The study comes, as Butler acknowledges, at a particularly depressing time for coral reefs worldwide, amid a worsening climate crisis. A succession of storm surges, cyclones and floods have turned Australia’s Great Barrier Reef into a “coral graveyard”; And about 54% of coral reef ocean waters worldwide have experienced heat stress high enough to cause bleaching, Noaa’s Reef Watch said last month.
In Florida, pillar coral has all but disappeared, and other species will struggle to recover without robust and diverse replanting programs from land-based nurseries, among other protective measures, she said. And lobsters, she says, can play at least a small role.
“Unfortunately, it doesn’t seem like a panacea. But if it’s applied in a thoughtful way, you could potentially use them alongside coral restoration because they eat things that are corallivores and things like that on the higher quality reefs,” she said.
“We don’t have pristine reefs in the Florida Keys, all of our reefs are degraded to some degree, so outplanting is taking place to increase the coverage of live coral of different species on the reefs. If the outplanting takes place on higher quality reefs, those spotted crawfish might be useful in keeping corallivores down.

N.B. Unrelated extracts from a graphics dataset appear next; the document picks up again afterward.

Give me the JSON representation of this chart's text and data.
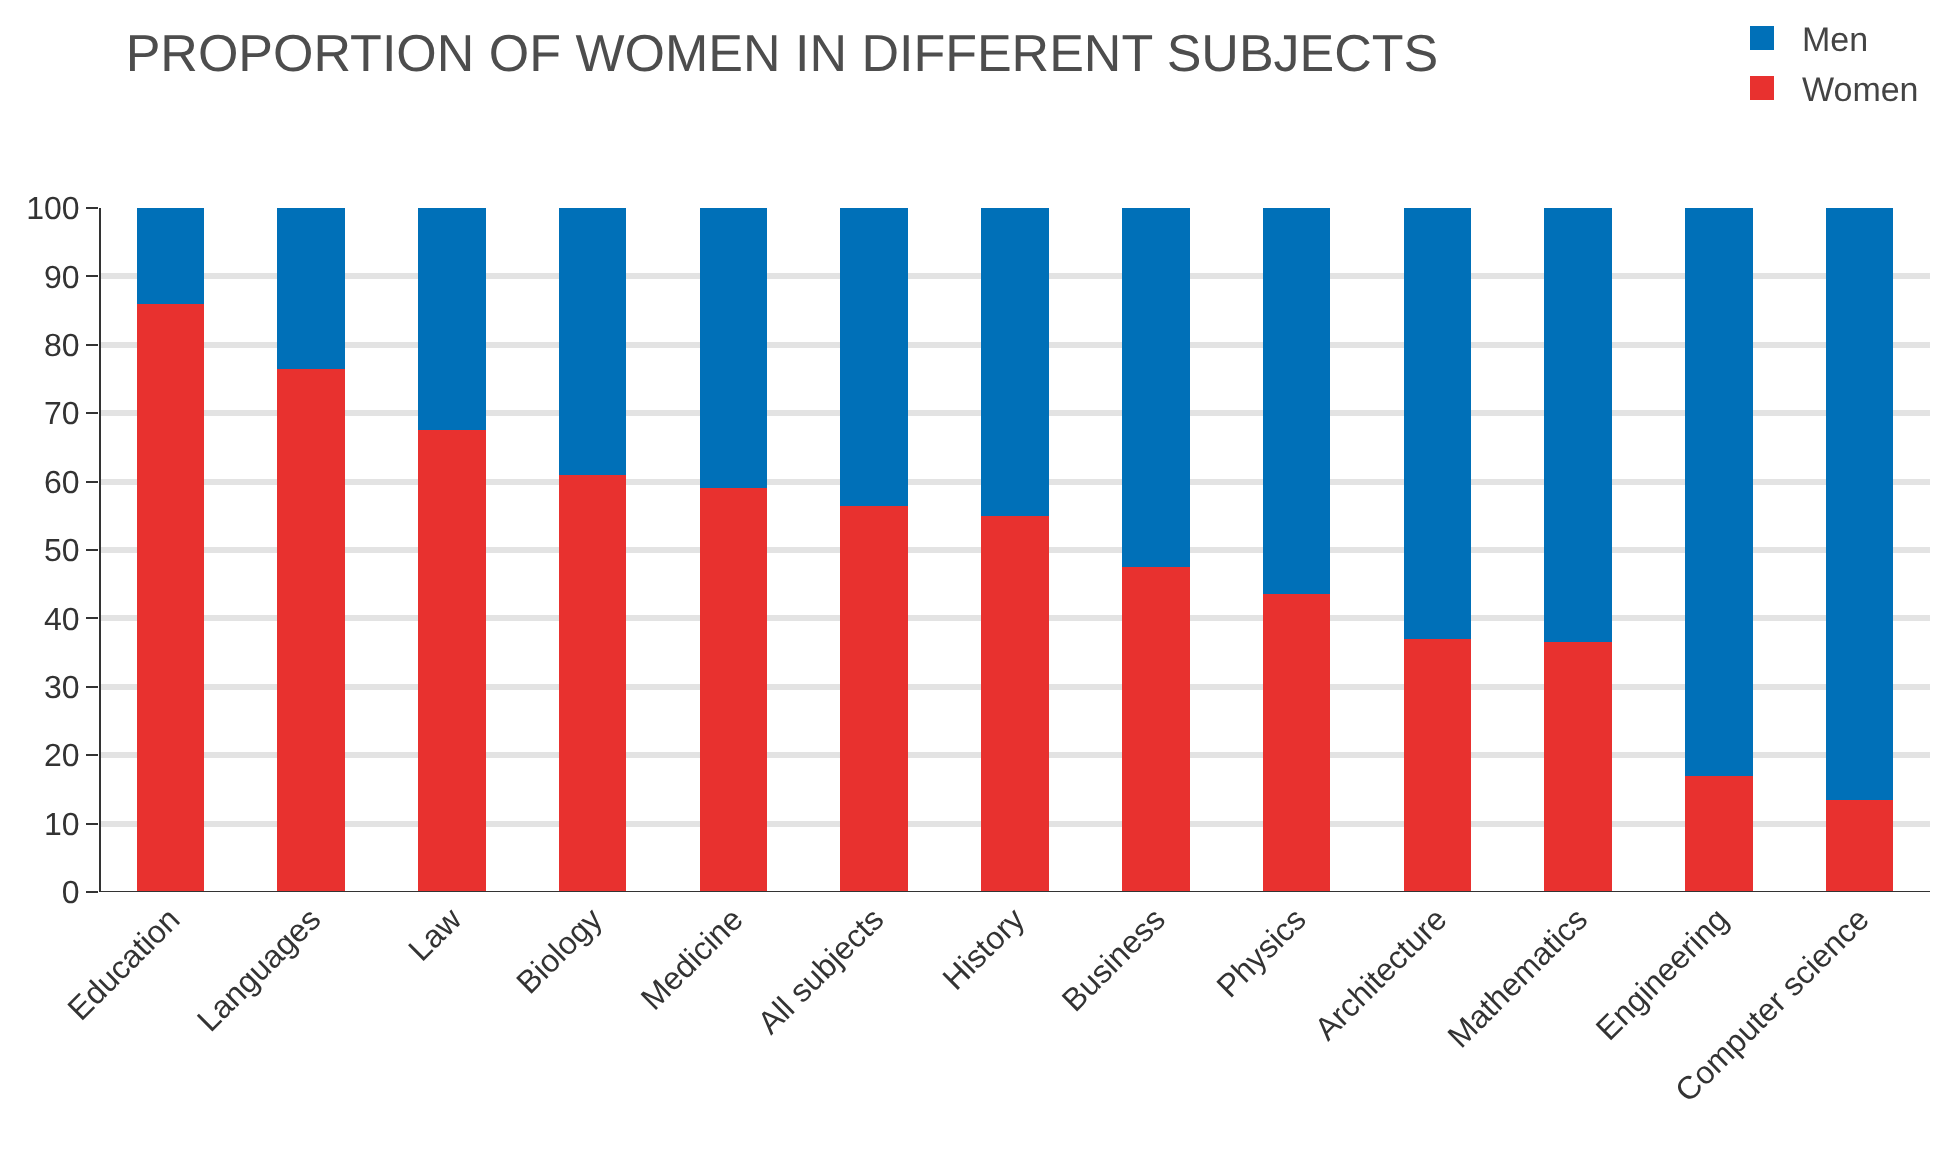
{
  "chart_data": {
    "type": "bar",
    "title": "PROPORTION OF WOMEN IN DIFFERENT SUBJECTS",
    "stacked": true,
    "categories": [
      "Education",
      "Languages",
      "Law",
      "Biology",
      "Medicine",
      "All subjects",
      "History",
      "Business",
      "Physics",
      "Architecture",
      "Mathematics",
      "Engineering",
      "Computer science"
    ],
    "series": [
      {
        "name": "Women",
        "color": "#e8312f",
        "values": [
          86,
          76.5,
          67.5,
          61,
          59,
          56.5,
          55,
          47.5,
          43.5,
          37,
          36.5,
          17,
          13.5
        ]
      },
      {
        "name": "Men",
        "color": "#0070b8",
        "values": [
          14,
          23.5,
          32.5,
          39,
          41,
          43.5,
          45,
          52.5,
          56.5,
          63,
          63.5,
          83,
          86.5
        ]
      }
    ],
    "ylim": [
      0,
      100
    ],
    "yticks": [
      0,
      10,
      20,
      30,
      40,
      50,
      60,
      70,
      80,
      90,
      100
    ],
    "grid": "y",
    "legend": "top right"
  }
}
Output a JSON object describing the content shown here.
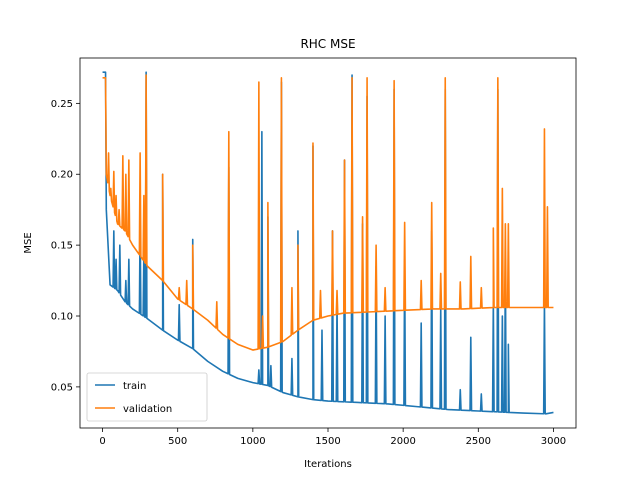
{
  "chart_data": {
    "type": "line",
    "title": "RHC MSE",
    "xlabel": "Iterations",
    "ylabel": "MSE",
    "xlim": [
      -150,
      3150
    ],
    "ylim": [
      0.021,
      0.282
    ],
    "xticks": [
      0,
      500,
      1000,
      1500,
      2000,
      2500,
      3000
    ],
    "yticks": [
      0.05,
      0.1,
      0.15,
      0.2,
      0.25
    ],
    "ytick_labels": [
      "0.05",
      "0.10",
      "0.15",
      "0.20",
      "0.25"
    ],
    "grid": false,
    "legend": "lower-left",
    "series": [
      {
        "name": "train",
        "color": "#1f77b4",
        "base": [
          [
            0,
            0.272
          ],
          [
            20,
            0.272
          ],
          [
            25,
            0.175
          ],
          [
            50,
            0.122
          ],
          [
            100,
            0.118
          ],
          [
            150,
            0.11
          ],
          [
            200,
            0.105
          ],
          [
            300,
            0.098
          ],
          [
            400,
            0.09
          ],
          [
            500,
            0.083
          ],
          [
            600,
            0.077
          ],
          [
            700,
            0.068
          ],
          [
            800,
            0.061
          ],
          [
            900,
            0.056
          ],
          [
            1000,
            0.053
          ],
          [
            1100,
            0.051
          ],
          [
            1200,
            0.046
          ],
          [
            1300,
            0.043
          ],
          [
            1400,
            0.041
          ],
          [
            1500,
            0.04
          ],
          [
            1700,
            0.039
          ],
          [
            1900,
            0.038
          ],
          [
            2100,
            0.036
          ],
          [
            2300,
            0.034
          ],
          [
            2500,
            0.033
          ],
          [
            2700,
            0.032
          ],
          [
            2800,
            0.0315
          ],
          [
            2950,
            0.031
          ],
          [
            3000,
            0.032
          ]
        ],
        "spikes": [
          [
            75,
            0.16
          ],
          [
            90,
            0.14
          ],
          [
            115,
            0.15
          ],
          [
            155,
            0.125
          ],
          [
            175,
            0.14
          ],
          [
            250,
            0.165
          ],
          [
            275,
            0.145
          ],
          [
            290,
            0.272
          ],
          [
            400,
            0.2
          ],
          [
            510,
            0.108
          ],
          [
            600,
            0.154
          ],
          [
            840,
            0.205
          ],
          [
            1040,
            0.062
          ],
          [
            1060,
            0.23
          ],
          [
            1100,
            0.17
          ],
          [
            1120,
            0.065
          ],
          [
            1190,
            0.265
          ],
          [
            1260,
            0.07
          ],
          [
            1300,
            0.16
          ],
          [
            1400,
            0.22
          ],
          [
            1460,
            0.09
          ],
          [
            1530,
            0.16
          ],
          [
            1560,
            0.11
          ],
          [
            1610,
            0.21
          ],
          [
            1660,
            0.27
          ],
          [
            1730,
            0.165
          ],
          [
            1760,
            0.255
          ],
          [
            1820,
            0.135
          ],
          [
            1880,
            0.1
          ],
          [
            1940,
            0.26
          ],
          [
            2010,
            0.14
          ],
          [
            2120,
            0.095
          ],
          [
            2190,
            0.16
          ],
          [
            2250,
            0.106
          ],
          [
            2280,
            0.26
          ],
          [
            2380,
            0.048
          ],
          [
            2450,
            0.085
          ],
          [
            2520,
            0.045
          ],
          [
            2600,
            0.11
          ],
          [
            2630,
            0.26
          ],
          [
            2660,
            0.1
          ],
          [
            2680,
            0.14
          ],
          [
            2700,
            0.08
          ],
          [
            2940,
            0.11
          ]
        ]
      },
      {
        "name": "validation",
        "color": "#ff7f0e",
        "base": [
          [
            0,
            0.268
          ],
          [
            20,
            0.268
          ],
          [
            25,
            0.2
          ],
          [
            50,
            0.185
          ],
          [
            100,
            0.165
          ],
          [
            150,
            0.16
          ],
          [
            200,
            0.15
          ],
          [
            300,
            0.135
          ],
          [
            400,
            0.125
          ],
          [
            500,
            0.112
          ],
          [
            600,
            0.105
          ],
          [
            700,
            0.097
          ],
          [
            800,
            0.087
          ],
          [
            900,
            0.08
          ],
          [
            1000,
            0.076
          ],
          [
            1100,
            0.078
          ],
          [
            1200,
            0.082
          ],
          [
            1300,
            0.09
          ],
          [
            1400,
            0.097
          ],
          [
            1500,
            0.1
          ],
          [
            1600,
            0.102
          ],
          [
            1800,
            0.103
          ],
          [
            2000,
            0.104
          ],
          [
            2200,
            0.105
          ],
          [
            2400,
            0.105
          ],
          [
            2600,
            0.106
          ],
          [
            2800,
            0.106
          ],
          [
            3000,
            0.106
          ]
        ],
        "spikes": [
          [
            40,
            0.215
          ],
          [
            55,
            0.19
          ],
          [
            75,
            0.202
          ],
          [
            90,
            0.185
          ],
          [
            110,
            0.175
          ],
          [
            135,
            0.213
          ],
          [
            155,
            0.2
          ],
          [
            175,
            0.21
          ],
          [
            250,
            0.215
          ],
          [
            275,
            0.185
          ],
          [
            290,
            0.27
          ],
          [
            400,
            0.2
          ],
          [
            510,
            0.12
          ],
          [
            560,
            0.125
          ],
          [
            600,
            0.15
          ],
          [
            760,
            0.11
          ],
          [
            840,
            0.23
          ],
          [
            1040,
            0.265
          ],
          [
            1065,
            0.1
          ],
          [
            1100,
            0.18
          ],
          [
            1190,
            0.268
          ],
          [
            1260,
            0.12
          ],
          [
            1300,
            0.15
          ],
          [
            1400,
            0.222
          ],
          [
            1450,
            0.118
          ],
          [
            1530,
            0.16
          ],
          [
            1560,
            0.118
          ],
          [
            1610,
            0.21
          ],
          [
            1660,
            0.268
          ],
          [
            1730,
            0.17
          ],
          [
            1760,
            0.268
          ],
          [
            1820,
            0.15
          ],
          [
            1880,
            0.12
          ],
          [
            1940,
            0.266
          ],
          [
            2010,
            0.166
          ],
          [
            2120,
            0.125
          ],
          [
            2190,
            0.18
          ],
          [
            2250,
            0.13
          ],
          [
            2280,
            0.268
          ],
          [
            2380,
            0.124
          ],
          [
            2450,
            0.142
          ],
          [
            2520,
            0.12
          ],
          [
            2600,
            0.162
          ],
          [
            2630,
            0.268
          ],
          [
            2660,
            0.19
          ],
          [
            2680,
            0.165
          ],
          [
            2700,
            0.165
          ],
          [
            2940,
            0.232
          ],
          [
            2960,
            0.177
          ]
        ]
      }
    ]
  }
}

Ultimately, Butler said, it will take an all-round effort to save the reefs.
“There’s a lot of smart people working on this, like looking at genetics and what types of genes result in greater resilience to things like bleaching and disease,” she said.
“So it takes some of that stuff, but also just a lot of willpower and hope. Some species will be more difficult to rehabilitate without the help of people. Corals can survive to some extent, but it has been a downward trend for a while.”